Tried AutoModelForCausalLM.from_pretrained("bigscience/bloom-560m", revision="pr/26") and checked that in in my cache I only have config.json model.safetensors, ie not .bin file (commit: 98eedcbf588e70a016e5017934adfb280c5a0f58). In order to do so, I have safetensors installed first
Is safetensors available on your machine ?
I'm just starting looking to update our deployment with those files.
huggingface_hub should probably do it transparently for you though, cc @sgugger @Wauplin
nevermind, it actually already does: https://github.com/huggingface/huggingface_hub/blob/53ee96d57b4f5b11c9b8ecb6bf3ad5e2722c5dd4/src/huggingface_hub/file_download.py#L240
Note that you can use revision="refs/pr/6" or revision="refs/pr/6" indifferently, they're the same on git side (right @sbrandeis ?)

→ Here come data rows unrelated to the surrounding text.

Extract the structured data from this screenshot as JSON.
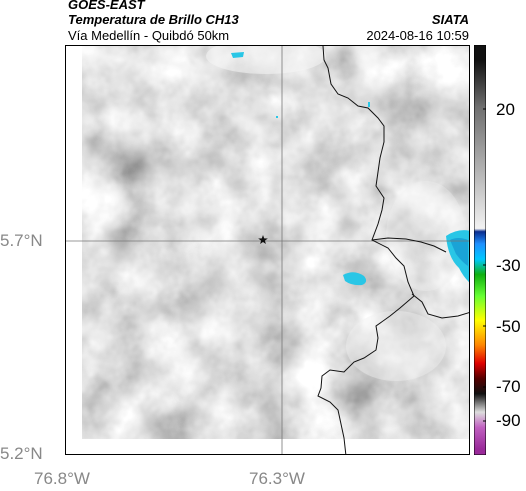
{
  "header": {
    "satellite": "GOES-EAST",
    "product": "Temperatura de Brillo CH13",
    "route": "Vía Medellín - Quibdó 50km",
    "organization": "SIATA",
    "timestamp": "2024-08-16 10:59"
  },
  "map": {
    "latitude_labels": [
      "5.7°N",
      "5.2°N"
    ],
    "longitude_labels": [
      "76.8°W",
      "76.3°W"
    ],
    "marker": "star",
    "colors": {
      "background_gray_light": "#c8c8c8",
      "background_gray_dark": "#8c8c8c",
      "cold_cloud": "#29c6e6",
      "coastline": "#111111"
    }
  },
  "colorbar": {
    "tick_labels": [
      "20",
      "-30",
      "-50",
      "-70",
      "-90"
    ],
    "stops": [
      {
        "temp": 35,
        "color": "#111111"
      },
      {
        "temp": 20,
        "color": "#6e6e6e"
      },
      {
        "temp": -20,
        "color": "#f2f2f2"
      },
      {
        "temp": -21,
        "color": "#0b2d8f"
      },
      {
        "temp": -25,
        "color": "#1e90ff"
      },
      {
        "temp": -30,
        "color": "#00c8ff"
      },
      {
        "temp": -35,
        "color": "#10b010"
      },
      {
        "temp": -42,
        "color": "#66ff33"
      },
      {
        "temp": -50,
        "color": "#ffff00"
      },
      {
        "temp": -58,
        "color": "#ff8800"
      },
      {
        "temp": -64,
        "color": "#e00000"
      },
      {
        "temp": -69,
        "color": "#550000"
      },
      {
        "temp": -74,
        "color": "#111111"
      },
      {
        "temp": -80,
        "color": "#dddddd"
      },
      {
        "temp": -85,
        "color": "#c060c0"
      },
      {
        "temp": -92,
        "color": "#9a2a9a"
      }
    ]
  }
}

Okay, the PR does work : https://github.com/huggingface/transformers_bloom_parallel/pull/7
It's been validated and loads pretty fast without needing to rewrite the weights on disk ! (with a small slowdown)
Merging.
I'm just noticing now that there's no model.safetensors.index.json, is this expected? (as a result the model is not recognized by the Hub as a safetensors model)

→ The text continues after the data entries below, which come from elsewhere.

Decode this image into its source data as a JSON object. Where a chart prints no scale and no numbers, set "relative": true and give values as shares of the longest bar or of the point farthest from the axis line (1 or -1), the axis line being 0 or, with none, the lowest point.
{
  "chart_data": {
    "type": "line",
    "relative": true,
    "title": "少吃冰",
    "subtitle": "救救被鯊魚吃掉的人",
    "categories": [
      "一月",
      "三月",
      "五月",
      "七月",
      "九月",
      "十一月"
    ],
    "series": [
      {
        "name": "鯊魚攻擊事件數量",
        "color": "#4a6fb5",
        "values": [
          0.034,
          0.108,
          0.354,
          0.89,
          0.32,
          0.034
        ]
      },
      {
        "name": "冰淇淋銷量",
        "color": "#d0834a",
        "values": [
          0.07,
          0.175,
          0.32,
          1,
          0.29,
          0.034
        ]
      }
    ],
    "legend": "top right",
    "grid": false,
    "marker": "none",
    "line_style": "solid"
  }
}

Hum I'll check this again later. I think we should wait for https://github.com/huggingface/safetensors/pull/42 in order to fix the randomness that was previously happening before re-pushing a bunch of safetensors
Note that you can use
revision="refs/pr/6"orrevision="refs/pr/6"indifferently, they're the same on git side (right @sbrandeis ?)
hahaha lol
I think i meant revision="pr/6" or revision="refs/pr/6" (I guess?)